This page is dedicated to the late Professor Emeritus of History, William J. Rorabaugh.
I have not so much a specific anecdote as more general, warm memories of Bill’s gregarious presence around Smith Hall, his endearing curiosity in all of his colleagues and their work, and, above all, his unending devotion to the Department. He was a great scholar and a great colleague, and he will be missed.
- Professor Benjamin Schmidt
Bill was one of those historians who took a great interest in public history. In 2001, taking a bit of a gamble on an as yet untested website, became a founding member of the Board of Directors of the History News Network.
I became friends with Bill in the 1990s when I invited him to join a local Seattle dinner group that meets to discuss politics. We traded memories about him at our most recent gathering (done by Zoom). It was probably the only meeting he missed in more than two decades.
He will be missed by all of us.
- Rick Shenkman, Founder, History News Network, Author of "Political Animals: How Our Stone-Age Brain Gets in the Way of Smart Politics"
I am very sorry to hear of Bill’s passing. He was a wonderful colleague and I remember him warmly from my time in UW’s History Department. I used to sit in wonder at department meetings when Bill was explaining the esoterica of UW processes and regulations. Bill’s work remains an inspiration and I remember the many excellent papers he presented to us for the department’s research group. Thank you Bill for your generosity and scholarship.
- Simon Werrett, UW History 2002-2012
My favorite UW professor, taught my senior seminar on U.S. counterculture from the Beat poets to the Hippie movement in the 1960s. Very sad news as I always enjoyed his stories about anything and everything history, and the discussions we had were always brilliant. Made me proud to be a history major at UW, a school which often overlooks its humanities departments. RIP Professor Rorabaugh. Thank you for your great mind and inspiration.

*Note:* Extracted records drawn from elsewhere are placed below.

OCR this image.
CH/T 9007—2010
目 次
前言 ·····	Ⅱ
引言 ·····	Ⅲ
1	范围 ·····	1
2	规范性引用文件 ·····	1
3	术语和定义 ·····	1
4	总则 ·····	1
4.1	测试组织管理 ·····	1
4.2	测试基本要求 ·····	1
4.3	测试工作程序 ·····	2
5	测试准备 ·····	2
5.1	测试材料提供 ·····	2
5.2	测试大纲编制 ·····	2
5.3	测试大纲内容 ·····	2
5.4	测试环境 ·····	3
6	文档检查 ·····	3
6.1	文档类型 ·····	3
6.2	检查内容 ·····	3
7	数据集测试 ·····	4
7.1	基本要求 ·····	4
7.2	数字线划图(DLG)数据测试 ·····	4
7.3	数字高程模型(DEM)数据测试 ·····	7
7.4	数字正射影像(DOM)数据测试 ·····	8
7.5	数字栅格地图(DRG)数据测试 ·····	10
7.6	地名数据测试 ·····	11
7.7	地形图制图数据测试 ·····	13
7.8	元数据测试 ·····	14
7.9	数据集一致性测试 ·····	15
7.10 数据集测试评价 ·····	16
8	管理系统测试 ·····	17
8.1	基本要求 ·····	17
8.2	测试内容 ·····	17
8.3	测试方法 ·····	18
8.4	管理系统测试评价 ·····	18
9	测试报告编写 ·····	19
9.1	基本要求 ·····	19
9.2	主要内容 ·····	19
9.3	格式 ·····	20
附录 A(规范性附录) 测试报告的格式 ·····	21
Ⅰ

- Nick Kaley, UW History alumnus '18
I have known Bill Rorabaugh since we both were freshmen at Stanford in the mid-1960s. We roomed together for two years, and always got along supremely well despite our radical divergence of political views. We both also attended Stanford-in-Britain (Harlaxton Manor) in 1966, though we weren’t roommates there. We were both members of the class of 1968 at Stanford, and then our paths went very different directions. Nevertheless, we stayed in touch if only at Christmas time, though there were also various visits. Bill visited my wife and me at our various homes in Connecticut, usually when he was on sabbatical doing research for his next book; and then we visited him for a week or so at his house in Seattle one time. His guidance about what to see in the Seattle area was invaluable. I will miss him.
- Frank Paine
I was a student of Professor Rorabaugh for several years and have so many fond memories of being in his classes. I remember how knowledgeable he was and also how generous he was with his time and expertise. He could seem very serious at times but when a funny anecdote popped up he would burst into contagious laughter. He was my favorite professor and I know he will be truly missed by many.
- Allison Fry, UW History alumnus '03
Bill was always one of the warmest and friendliest colleagues around Smith Hall. I appreciate how generous he was with sharing stories from his research and from his life. I especially encouraged him to tell me all of his stories about the bay area in the 60's and 70's! I will miss him dearly.